Contrary to the dates trailed before President Marcelo met with Portugal’s political parties yesterday, news today is that the consensus is for elections to be called on Sunday January 16 and not a moment later.
In other words, as soon as conceivably possible after Christmas and New Year – giving no time for the party-political squabbles of the centre-right to be suitably settled.
Indeed, the level of political maneuvering ongoing both behind the scenes and full-frontal is exceptional.
CDS-PP – the former ally of Passos Coelho’s minority PSD government toppled by António Costa’s – has seen high-ranking figures walk out over current leader Francisco Rodrigues dos Santos’ efforts to stymy a challenge for his position by Euro MP Nuno Melo; and PSD is rapidly arriving at a similar situation as current leader Rui Rio attempts to stand his ground against aspirant leader Paulo Rangel.
As leader writers and columnists all agree, these looming elections have nothing to do with the best interests of the country, no matter what political figures might like to say: they are all about advancing individual parties’ own interests.
“We have never sunk so low in the decadence of political life”, considers university lecturer Francisco Moita Flores, a former PJ inspector and mayor who learnt last week that he is going on trial for alleged corruption during his stint as president of the municipality of Santarém.
“The CDS looks like a sack full of cats.
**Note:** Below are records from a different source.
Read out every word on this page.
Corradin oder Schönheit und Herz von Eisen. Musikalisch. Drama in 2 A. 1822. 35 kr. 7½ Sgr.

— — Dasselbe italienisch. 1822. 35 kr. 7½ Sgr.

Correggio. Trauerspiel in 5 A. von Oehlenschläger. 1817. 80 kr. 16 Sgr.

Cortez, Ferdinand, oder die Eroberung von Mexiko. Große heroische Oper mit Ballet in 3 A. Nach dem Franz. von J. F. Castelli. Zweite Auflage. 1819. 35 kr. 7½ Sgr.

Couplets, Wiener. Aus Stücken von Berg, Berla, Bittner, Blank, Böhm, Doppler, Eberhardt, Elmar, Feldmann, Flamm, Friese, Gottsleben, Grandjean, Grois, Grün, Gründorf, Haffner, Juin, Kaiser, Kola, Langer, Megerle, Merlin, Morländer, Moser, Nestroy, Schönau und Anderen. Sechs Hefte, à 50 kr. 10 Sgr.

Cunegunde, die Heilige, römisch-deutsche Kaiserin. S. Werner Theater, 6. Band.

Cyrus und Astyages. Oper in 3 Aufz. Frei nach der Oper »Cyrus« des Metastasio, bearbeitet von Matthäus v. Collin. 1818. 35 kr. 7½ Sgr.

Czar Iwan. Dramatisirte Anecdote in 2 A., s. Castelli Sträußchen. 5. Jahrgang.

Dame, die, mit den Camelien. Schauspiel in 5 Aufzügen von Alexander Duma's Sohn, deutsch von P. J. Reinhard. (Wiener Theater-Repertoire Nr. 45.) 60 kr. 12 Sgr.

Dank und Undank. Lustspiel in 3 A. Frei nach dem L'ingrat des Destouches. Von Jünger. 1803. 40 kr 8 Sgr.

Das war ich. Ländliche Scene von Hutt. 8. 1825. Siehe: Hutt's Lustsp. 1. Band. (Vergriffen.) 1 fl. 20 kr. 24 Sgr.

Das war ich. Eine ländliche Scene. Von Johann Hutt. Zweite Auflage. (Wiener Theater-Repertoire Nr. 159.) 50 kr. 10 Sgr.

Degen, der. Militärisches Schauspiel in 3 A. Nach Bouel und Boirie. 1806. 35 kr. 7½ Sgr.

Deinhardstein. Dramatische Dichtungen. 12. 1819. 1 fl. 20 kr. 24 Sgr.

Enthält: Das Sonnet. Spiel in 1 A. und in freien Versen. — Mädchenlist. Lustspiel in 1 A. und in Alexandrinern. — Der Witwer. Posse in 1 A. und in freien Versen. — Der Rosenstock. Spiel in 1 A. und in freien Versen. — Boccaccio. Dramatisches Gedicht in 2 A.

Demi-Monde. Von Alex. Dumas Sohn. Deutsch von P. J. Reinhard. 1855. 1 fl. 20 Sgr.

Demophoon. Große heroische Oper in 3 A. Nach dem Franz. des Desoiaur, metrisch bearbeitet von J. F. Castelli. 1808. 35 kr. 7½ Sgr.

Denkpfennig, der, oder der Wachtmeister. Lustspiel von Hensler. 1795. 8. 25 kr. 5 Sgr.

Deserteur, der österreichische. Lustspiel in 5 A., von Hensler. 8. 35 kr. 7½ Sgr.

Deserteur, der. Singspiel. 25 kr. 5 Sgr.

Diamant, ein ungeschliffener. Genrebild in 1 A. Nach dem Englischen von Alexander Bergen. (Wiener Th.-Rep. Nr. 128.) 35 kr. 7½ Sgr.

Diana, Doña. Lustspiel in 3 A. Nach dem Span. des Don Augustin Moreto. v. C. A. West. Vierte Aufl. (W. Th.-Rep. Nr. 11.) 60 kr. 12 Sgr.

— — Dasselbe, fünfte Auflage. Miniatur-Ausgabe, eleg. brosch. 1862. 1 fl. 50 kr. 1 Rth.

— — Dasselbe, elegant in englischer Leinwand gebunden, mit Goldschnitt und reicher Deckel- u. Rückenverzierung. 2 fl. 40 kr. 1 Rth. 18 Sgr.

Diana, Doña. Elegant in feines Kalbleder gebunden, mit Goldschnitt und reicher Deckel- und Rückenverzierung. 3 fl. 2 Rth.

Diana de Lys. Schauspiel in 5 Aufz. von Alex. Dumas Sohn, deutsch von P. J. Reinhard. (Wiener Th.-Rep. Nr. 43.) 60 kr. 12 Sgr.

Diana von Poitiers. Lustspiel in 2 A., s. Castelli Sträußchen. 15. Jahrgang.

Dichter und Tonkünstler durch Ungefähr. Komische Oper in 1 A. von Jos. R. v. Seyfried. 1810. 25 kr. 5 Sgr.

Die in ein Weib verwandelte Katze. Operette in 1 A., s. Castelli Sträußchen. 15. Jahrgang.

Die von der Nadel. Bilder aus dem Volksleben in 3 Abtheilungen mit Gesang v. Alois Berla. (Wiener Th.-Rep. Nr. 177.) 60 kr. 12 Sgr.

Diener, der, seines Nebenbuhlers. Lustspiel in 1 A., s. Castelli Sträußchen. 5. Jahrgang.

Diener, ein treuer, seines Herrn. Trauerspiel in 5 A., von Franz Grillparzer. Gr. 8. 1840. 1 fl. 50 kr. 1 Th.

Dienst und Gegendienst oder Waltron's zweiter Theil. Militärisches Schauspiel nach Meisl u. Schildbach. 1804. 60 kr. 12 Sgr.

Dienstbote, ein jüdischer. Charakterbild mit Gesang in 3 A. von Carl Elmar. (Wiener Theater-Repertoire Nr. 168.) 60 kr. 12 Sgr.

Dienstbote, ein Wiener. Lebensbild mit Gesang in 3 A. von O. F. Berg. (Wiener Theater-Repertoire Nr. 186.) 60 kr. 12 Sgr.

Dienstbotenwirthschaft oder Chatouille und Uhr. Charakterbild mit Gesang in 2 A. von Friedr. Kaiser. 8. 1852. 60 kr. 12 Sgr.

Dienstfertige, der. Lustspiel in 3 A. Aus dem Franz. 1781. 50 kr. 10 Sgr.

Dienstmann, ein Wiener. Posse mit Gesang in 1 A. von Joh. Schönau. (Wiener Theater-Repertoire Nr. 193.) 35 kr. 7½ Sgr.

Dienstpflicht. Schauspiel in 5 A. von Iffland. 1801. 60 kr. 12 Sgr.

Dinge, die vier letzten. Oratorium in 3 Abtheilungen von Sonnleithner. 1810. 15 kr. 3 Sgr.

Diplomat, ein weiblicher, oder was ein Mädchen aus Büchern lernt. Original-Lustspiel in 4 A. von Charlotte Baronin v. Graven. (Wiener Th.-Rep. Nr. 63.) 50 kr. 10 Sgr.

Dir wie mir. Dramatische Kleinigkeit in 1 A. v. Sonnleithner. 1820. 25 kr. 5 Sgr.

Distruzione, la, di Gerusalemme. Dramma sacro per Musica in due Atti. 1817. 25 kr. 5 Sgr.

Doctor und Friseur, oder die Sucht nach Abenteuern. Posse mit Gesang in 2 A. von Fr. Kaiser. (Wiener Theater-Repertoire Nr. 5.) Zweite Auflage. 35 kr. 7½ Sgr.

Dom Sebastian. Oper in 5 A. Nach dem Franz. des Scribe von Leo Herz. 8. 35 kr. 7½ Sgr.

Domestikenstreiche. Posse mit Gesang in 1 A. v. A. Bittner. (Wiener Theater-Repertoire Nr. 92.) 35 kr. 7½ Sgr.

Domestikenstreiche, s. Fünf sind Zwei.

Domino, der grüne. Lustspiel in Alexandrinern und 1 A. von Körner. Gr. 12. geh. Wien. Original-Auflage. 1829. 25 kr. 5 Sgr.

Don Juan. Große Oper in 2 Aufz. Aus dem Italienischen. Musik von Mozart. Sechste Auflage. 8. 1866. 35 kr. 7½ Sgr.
The PSD a pack of mastiffs fighting over prey; the PCP is whining for a new budget; Bloco de Esquerda baying that there is no need for elections, while the PS – whose election campaign has been going full steam since the fall of the budget – is behaving like an offended virgin,” he writes.
“Politics is a large pig…” former PSD politician Paulo Morais, now a fierce campaigner against institutional corruption, has ventured.
Using part of a phrase coined by a 20th century political cartoonist, Mr Morais lays the current situation bare: “Current political leaders propose nothing for the country, they are simply desperately struggling for power”.
With the left weakened, but the right “in turbulence”, prime minister António Costa is pinning his strategy on gaining an absolute majority, in the hope that then he will be free of interference from President Marcelo, says Morais.
Marcelo would, if the PS gets its way, become “no more than a decorative figure”.
But until then, it’s all hands to the tiller as political leaders race to a finishing line of their own making, in the hope that they will emerge the stronger.
Only Iniciativa Liberal seems to be against the January 16 elections date, saying that “for national reasons” they should not be before January 30.
The next ‘moment’ in this faintly surreal process comes on Wednesday, when President Marcelo has convened a special meeting of the Council of State. It is believed that he will be addressing the nation/ dissolving parliament either shortly after the meeting concludes, or on Thursday.